Submitted by Unique Vision on
I’m not a “guru” in the stereotypical sense of the word. I don’t jet around the world in fancy robes making appearances, and I don’t earn cash for smooth-spoken trash. I couldn’t lay claim to divinity without either giggling, or throwing up. If worshipped, I promise to run away. I have no secret teaching and no special initiation to offer or withhold.
But there’s another, not so off-kilter grandiose, meaning of the word: teacher. That I am, even if I don’t use the word. If I don’t look at that, and think hard on that, my blindness can foster a metamorphosis towards the ugly form of the word.
This is a slippery thing for me to grasp. I don’t feel that I’m all that different from those I mentor. I call them friends, because that’s what they seem to be to me.
But, that word obscures the fact that I am not just a friend to them. I see my friends as they describe themselves to me, as persons who struggle with personal and spiritual issues. They see me as someone who has seen a way beyond some of these same issues, as someone to whom their happiness — and in some ways perhaps even their survival– is bound.
The extent of this power differential is a recent revelation for me. I had understood in a general sense that it existed. I’ve held conversations, for example, about why any sort of romantic involvement was forever off-limits between myself and those I mentor. Still I hadn’t seen the depth of the issue until a few weeks ago I understood that a friend wasn’t really free to speak his mind with me.
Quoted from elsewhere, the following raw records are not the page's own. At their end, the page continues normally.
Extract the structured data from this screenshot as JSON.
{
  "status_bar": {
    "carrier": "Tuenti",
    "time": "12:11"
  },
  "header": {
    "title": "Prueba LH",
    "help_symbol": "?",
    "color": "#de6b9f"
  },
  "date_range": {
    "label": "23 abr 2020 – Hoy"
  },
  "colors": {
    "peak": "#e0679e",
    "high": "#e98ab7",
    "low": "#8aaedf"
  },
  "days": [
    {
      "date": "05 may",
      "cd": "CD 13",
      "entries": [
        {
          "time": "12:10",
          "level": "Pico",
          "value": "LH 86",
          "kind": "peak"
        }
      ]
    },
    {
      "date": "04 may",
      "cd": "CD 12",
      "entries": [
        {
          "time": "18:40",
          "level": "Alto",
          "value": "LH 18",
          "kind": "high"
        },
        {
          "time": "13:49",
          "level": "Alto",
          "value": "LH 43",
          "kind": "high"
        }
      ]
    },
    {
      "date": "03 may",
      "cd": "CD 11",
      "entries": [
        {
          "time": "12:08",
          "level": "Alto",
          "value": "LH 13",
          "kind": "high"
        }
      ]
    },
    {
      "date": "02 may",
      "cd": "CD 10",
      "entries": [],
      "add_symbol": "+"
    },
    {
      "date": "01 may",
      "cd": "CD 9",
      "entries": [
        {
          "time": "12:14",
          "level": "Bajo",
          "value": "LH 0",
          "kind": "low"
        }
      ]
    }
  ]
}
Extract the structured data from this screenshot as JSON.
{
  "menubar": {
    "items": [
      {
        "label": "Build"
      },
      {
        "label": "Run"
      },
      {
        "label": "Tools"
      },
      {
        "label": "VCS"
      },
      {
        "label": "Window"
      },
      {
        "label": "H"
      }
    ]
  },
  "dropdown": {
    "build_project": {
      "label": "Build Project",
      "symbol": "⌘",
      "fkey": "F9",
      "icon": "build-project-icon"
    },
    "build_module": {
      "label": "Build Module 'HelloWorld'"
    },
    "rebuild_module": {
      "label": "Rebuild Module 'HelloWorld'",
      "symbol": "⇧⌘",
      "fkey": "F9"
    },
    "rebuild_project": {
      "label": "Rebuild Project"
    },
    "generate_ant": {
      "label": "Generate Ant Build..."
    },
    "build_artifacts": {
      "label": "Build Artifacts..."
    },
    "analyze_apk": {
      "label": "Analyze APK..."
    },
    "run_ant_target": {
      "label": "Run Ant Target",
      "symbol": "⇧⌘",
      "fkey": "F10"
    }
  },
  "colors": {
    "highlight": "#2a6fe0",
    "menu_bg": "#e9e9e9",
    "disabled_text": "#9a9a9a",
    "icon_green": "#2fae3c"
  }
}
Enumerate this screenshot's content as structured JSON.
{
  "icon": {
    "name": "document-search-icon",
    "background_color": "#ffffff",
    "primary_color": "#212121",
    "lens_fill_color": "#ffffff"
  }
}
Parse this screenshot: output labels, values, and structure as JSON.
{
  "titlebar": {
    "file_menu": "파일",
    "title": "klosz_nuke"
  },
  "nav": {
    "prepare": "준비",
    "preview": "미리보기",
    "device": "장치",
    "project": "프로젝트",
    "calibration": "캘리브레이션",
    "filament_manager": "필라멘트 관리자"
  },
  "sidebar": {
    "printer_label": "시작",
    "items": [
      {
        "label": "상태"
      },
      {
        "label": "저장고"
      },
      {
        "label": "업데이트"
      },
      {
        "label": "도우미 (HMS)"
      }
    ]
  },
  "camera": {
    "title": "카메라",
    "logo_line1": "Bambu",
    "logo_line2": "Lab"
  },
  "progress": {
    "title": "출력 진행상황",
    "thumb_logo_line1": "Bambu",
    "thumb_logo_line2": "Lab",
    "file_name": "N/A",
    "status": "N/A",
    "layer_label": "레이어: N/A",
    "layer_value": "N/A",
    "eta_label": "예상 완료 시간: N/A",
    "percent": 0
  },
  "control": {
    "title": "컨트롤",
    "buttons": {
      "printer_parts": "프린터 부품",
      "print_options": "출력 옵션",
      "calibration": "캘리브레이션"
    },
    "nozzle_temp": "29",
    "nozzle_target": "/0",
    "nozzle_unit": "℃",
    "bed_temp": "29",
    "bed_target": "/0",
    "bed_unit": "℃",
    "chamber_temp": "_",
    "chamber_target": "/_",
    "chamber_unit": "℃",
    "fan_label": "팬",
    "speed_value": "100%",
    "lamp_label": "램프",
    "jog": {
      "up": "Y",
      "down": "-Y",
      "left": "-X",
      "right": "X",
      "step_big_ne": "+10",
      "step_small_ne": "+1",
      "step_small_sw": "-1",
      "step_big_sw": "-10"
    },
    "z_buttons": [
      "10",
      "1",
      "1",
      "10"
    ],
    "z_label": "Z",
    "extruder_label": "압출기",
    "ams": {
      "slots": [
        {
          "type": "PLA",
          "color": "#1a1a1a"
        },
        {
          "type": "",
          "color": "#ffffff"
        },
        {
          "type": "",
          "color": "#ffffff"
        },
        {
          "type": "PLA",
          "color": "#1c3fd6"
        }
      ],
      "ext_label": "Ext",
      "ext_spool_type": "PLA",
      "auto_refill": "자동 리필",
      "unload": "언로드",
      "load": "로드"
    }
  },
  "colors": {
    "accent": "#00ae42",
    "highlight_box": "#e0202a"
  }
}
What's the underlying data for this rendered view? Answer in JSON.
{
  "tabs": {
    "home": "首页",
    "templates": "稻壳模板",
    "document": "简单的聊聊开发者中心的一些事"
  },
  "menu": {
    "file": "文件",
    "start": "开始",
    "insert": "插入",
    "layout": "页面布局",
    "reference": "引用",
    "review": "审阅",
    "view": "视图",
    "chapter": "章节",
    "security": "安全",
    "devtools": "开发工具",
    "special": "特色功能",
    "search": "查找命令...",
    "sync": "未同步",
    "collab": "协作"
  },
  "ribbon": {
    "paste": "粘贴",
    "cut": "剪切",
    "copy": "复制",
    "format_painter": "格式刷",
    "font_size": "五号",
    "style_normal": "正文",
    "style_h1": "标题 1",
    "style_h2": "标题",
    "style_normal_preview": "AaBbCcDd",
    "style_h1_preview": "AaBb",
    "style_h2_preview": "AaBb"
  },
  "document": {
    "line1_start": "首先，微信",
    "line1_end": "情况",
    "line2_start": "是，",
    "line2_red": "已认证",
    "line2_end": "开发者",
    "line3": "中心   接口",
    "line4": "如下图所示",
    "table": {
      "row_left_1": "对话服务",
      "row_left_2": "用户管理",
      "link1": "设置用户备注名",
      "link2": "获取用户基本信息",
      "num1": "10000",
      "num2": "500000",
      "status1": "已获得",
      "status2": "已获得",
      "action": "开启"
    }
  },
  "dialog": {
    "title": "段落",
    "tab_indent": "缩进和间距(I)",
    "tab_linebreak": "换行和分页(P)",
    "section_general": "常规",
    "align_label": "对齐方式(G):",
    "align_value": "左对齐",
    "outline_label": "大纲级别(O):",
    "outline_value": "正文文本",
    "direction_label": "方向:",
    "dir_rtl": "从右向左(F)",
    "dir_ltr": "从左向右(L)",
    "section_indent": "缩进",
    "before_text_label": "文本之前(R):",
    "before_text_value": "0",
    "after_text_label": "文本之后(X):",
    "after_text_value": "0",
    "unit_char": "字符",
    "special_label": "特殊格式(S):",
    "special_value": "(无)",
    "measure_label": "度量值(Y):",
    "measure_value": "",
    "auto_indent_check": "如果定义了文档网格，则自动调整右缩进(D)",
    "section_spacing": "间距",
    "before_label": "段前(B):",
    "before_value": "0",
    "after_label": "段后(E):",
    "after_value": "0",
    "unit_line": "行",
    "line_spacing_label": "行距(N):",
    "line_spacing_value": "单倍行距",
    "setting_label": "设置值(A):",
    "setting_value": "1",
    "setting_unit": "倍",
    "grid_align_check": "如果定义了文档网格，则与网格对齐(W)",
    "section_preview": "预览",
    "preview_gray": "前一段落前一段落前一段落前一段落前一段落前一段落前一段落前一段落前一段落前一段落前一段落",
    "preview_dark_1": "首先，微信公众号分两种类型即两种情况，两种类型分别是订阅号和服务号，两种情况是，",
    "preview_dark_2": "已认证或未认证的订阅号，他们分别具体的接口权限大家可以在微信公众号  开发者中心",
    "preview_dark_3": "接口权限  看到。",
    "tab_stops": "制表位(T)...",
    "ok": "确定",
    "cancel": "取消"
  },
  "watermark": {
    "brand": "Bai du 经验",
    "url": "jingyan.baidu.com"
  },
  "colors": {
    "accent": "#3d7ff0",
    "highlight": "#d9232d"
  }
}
This isn’t a problem with the disciple, as I know gurus (pejorative sense) everywhere have argued in similar situations. This “problem” isn’t even really a problem. It’s an inevitable part of the learning process. I never argued calculus or Russian grammar with my teachers, because I knew they knew far more than I did. The circumstances my friends are in (“friend”, defective as it is, is still a good word, expressive of aspiration, if not perfectly of reality) is analogous to the position of a calculus student, but much messier. As a calculus student I never looked to my professor as an authority on existence itself.
I’ve been giving this a lot of thought. And just as this isn’t a problem, but a fact, there isn’t a solution, but only a responsibility. I have a responsibility to strive to be aware of my friends’ circumstances, to strive to address the imbalances, to make space for independence, to recommit myself to serve my friends — understanding that, short of abuse, I am not free to walk away unless I am sent away, and that when I am sent away it’s not mine to linger a moment longer.
Perhaps the great failure of the gurus of the dharma religions is that. The student is expected to swear fealty to the teacher and to assume a duty of service to the teacher. In fact it is the teacher who ought be taking the oaths. Unless power is a burden, it is a poison.
Looking at it from another angle: Yes, I’ve known the “Great Aha!”, and it has in some sense irrevocably changed me. But extrapolating from there that I or anyone else could be an infallible enlightened being without the capacity to do wrong is bullshit of the sort that lets escapists indulge in fantasy and sociopaths indulge in excuses. I have a body. My mind can and had been fogged through illness and lack of sleep. I often lack the material knowledge to make the right decision. And try as I might to be aware of them, I’m as neurologically prone to cognitive errors as the next human equipped with a few pounds of wetware between my shoulders. I can, without a doubt, make errors, even devastating errors. The ideas expressed by the Spanish mystic, St. John of the Cross, that one who has experienced theosis, while no longer capable of mortal sin (i.e., the rejection of God) remains capable of sins of the flesh (no, not how we use it, colloquially, to mean sex, but rather, that living creatures have physical limits and physical needs which can cause errors in judgment) are, in my opinion, much more accurate than the grandiose claims of the worst of the East.
I don’t want to be haunted by a burden of perfection that I cannot live up to. The only way to escape such a burden is to work diligently to mitigate the power imbalance between myself and those friends I mentor.